Você deve imaginar que nesse espaço limitado não há muito o que fazer. Que assim que você passar um dia, uma semana, talvez um mês ou dois, olhando para essas mesmas quatro paredes e começando a se acostumar com o ambiente, talvez aquela mesa que antes você achava insuficiente para receber os amigos para um jantar agora lhe pareça enorme. Não é como se ela tivesse crescido de repente, mas ela toma boa parte do espaço onde você vive, logo, é grande demais. Você também está maior, não porque tenha acordado gigante de um dia para o outro.
Tamanho é só uma questão de referencial. Você também se sentiria encolhendo se fosse jogado numa sala maior do que qualquer uma em que já tenha pisado na sua vida. Fica fácil sentir-se grande quando se está cercado de coisas pequenas, não é? Tente se lembrar dessa sensação depois, mas agora quero que venha comigo. Sim, pode sair desse espacinho onde ficou em confinamento. Quero te apresentar a algumas pessoas.

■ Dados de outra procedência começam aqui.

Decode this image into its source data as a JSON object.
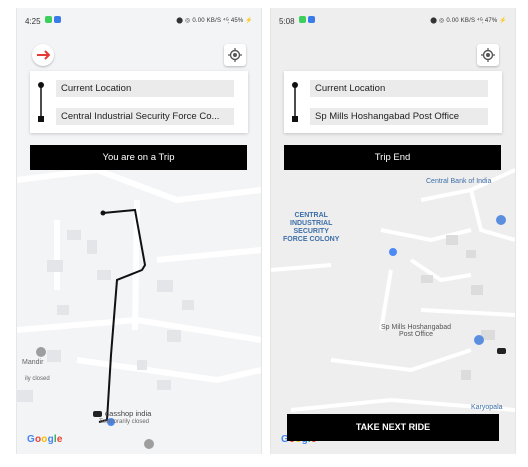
{
  "colors": {
    "accent_red": "#e53935",
    "route": "#111111",
    "blue_dot": "#4c8bf5",
    "map_bg": "#f3f4f6"
  },
  "screen1": {
    "status": {
      "time": "4:25",
      "system": "⬤ ◎ 0.00 KB/S ⁴ᴳ᷊ 45% ⚡"
    },
    "route": {
      "from": "Current Location",
      "to": "Central Industrial Security Force Co..."
    },
    "banner": "You are on a Trip",
    "map_labels": {
      "mandir": "Mandir",
      "ily_closed": "ily closed",
      "shop": "dasshop india",
      "temporarily_closed": "Temporarily closed"
    },
    "google": "Google",
    "icons": {
      "compass": "compass-icon",
      "locate": "my-location-icon"
    }
  },
  "screen2": {
    "status": {
      "time": "5:08",
      "system": "⬤ ◎ 0.00 KB/S ⁴ᴳ᷊ 47% ⚡"
    },
    "route": {
      "from": "Current Location",
      "to": "Sp Mills Hoshangabad Post Office"
    },
    "banner": "Trip End",
    "map_labels": {
      "bank": "Central Bank of India",
      "cisf": "CENTRAL\nINDUSTRIAL\nSECURITY\nFORCE COLONY",
      "post_office": "Sp Mills Hoshangabad\nPost Office",
      "karyopala": "Karyopala"
    },
    "next_ride": "TAKE NEXT RIDE",
    "google": "Google",
    "icons": {
      "locate": "my-location-icon"
    }
  }
}
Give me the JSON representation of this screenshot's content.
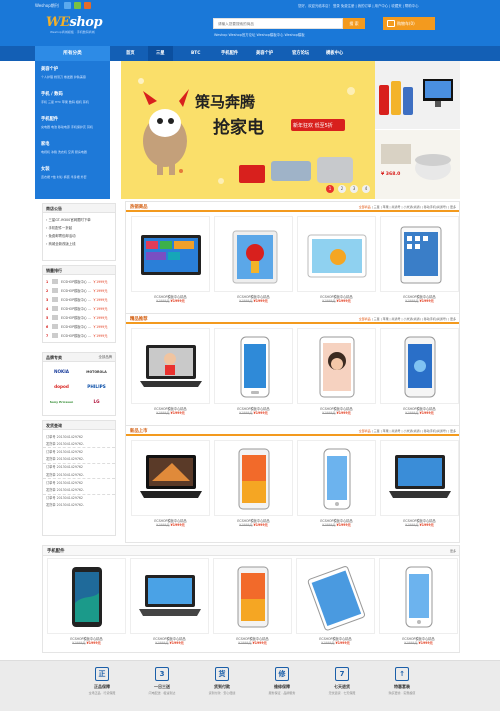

Primeiro a Sílvia. Ela conseguiu o que a maioria das pessoas na civilização moderna capitalista deseja: trabalhar com o que ama. No seu caso, é falar sobre roupas, tendências, os “must-have” de quem tem bom gosto. O que ela mais gosta disso é o pouco esforço que isso exige, já que basta falar da sua própria vida, dos seus próprios gostos, das suas viagens inesquecíveis para o exterior, da decoração que está aprontando para seu apartamento novo.
Sílvia ama as hipérboles e superlativos tanto quanto os brindes que recebe das marcas com as quais faz suas “parcerias”. Não é o suficiente dizer que uma bolsa é bonita. Ela precisa dizer que é maravilhoooosa como quem diz que é algo que dará sentido à sua existência. Não basta mostrar o quanto um look é fashion, ela vai dizer que é tudo, que é capaz de mudar a sua vida. E ela vai rir loucamente enquanto tempera as suas dicas com muito exagero, porque ela precisa jogar o astral lá pra cima! Uma exclamação só? É pouco!!!!
Tente entender que ela é uma mulher intensa. Ou pelo menos é com intensidade que ela enxerga as únicas coisas que consegue ver sob os seus holofotes: sua própria vida e as coisas que ela consome. Deve ser difícil enxergar outras coisas com as luzes viradas pra lá. Vamos aproveitar enquanto ela tira mais fotos na frente do espelho para visitar outro personagem.
Quero que você conheça o Wilson. Um homem de grandes ideias, ou pelo menos é o que ele diz no seu currículo profissional. Passa em média 14 horas por dia no trabalho, cultivando suas ideias geniais para vender sabão em pó, bebidas alcóolicas e lâminas de barbear. Sua estante de prêmios, concedidos por outras pessoas exatamente iguais a ele, atestam que ele é mesmo um grande criativo, ainda que fora de seu mundo ninguém saiba sequer seu nome.
Talvez ele tenha dificuldade para perceber que é obcecado pelo seu trabalho, porque, para ele, seu trabalho é praticamente a totalidade de sua existência. Por isso ele não se importa em virar mais uma noite no escritório em busca da próxima grande ideia. E ele o fará com tal importância que é quase como se pessoas fossem morrer se ele não encontrasse a solução para aquela campanha de biscoitos de aveia. Sim, ele teve uma boa ideia que sabe que vai atingir o objetivo de comunicação do cliente. Mas não é o suficiente. Ele quer algo que mude a vida das pessoas, que decida o rumo da humanidade, que renda prêmios, mais prêmios. Ele faz a equipe ficar acordada, a base de pizza na madrugada, até que ele a alcance.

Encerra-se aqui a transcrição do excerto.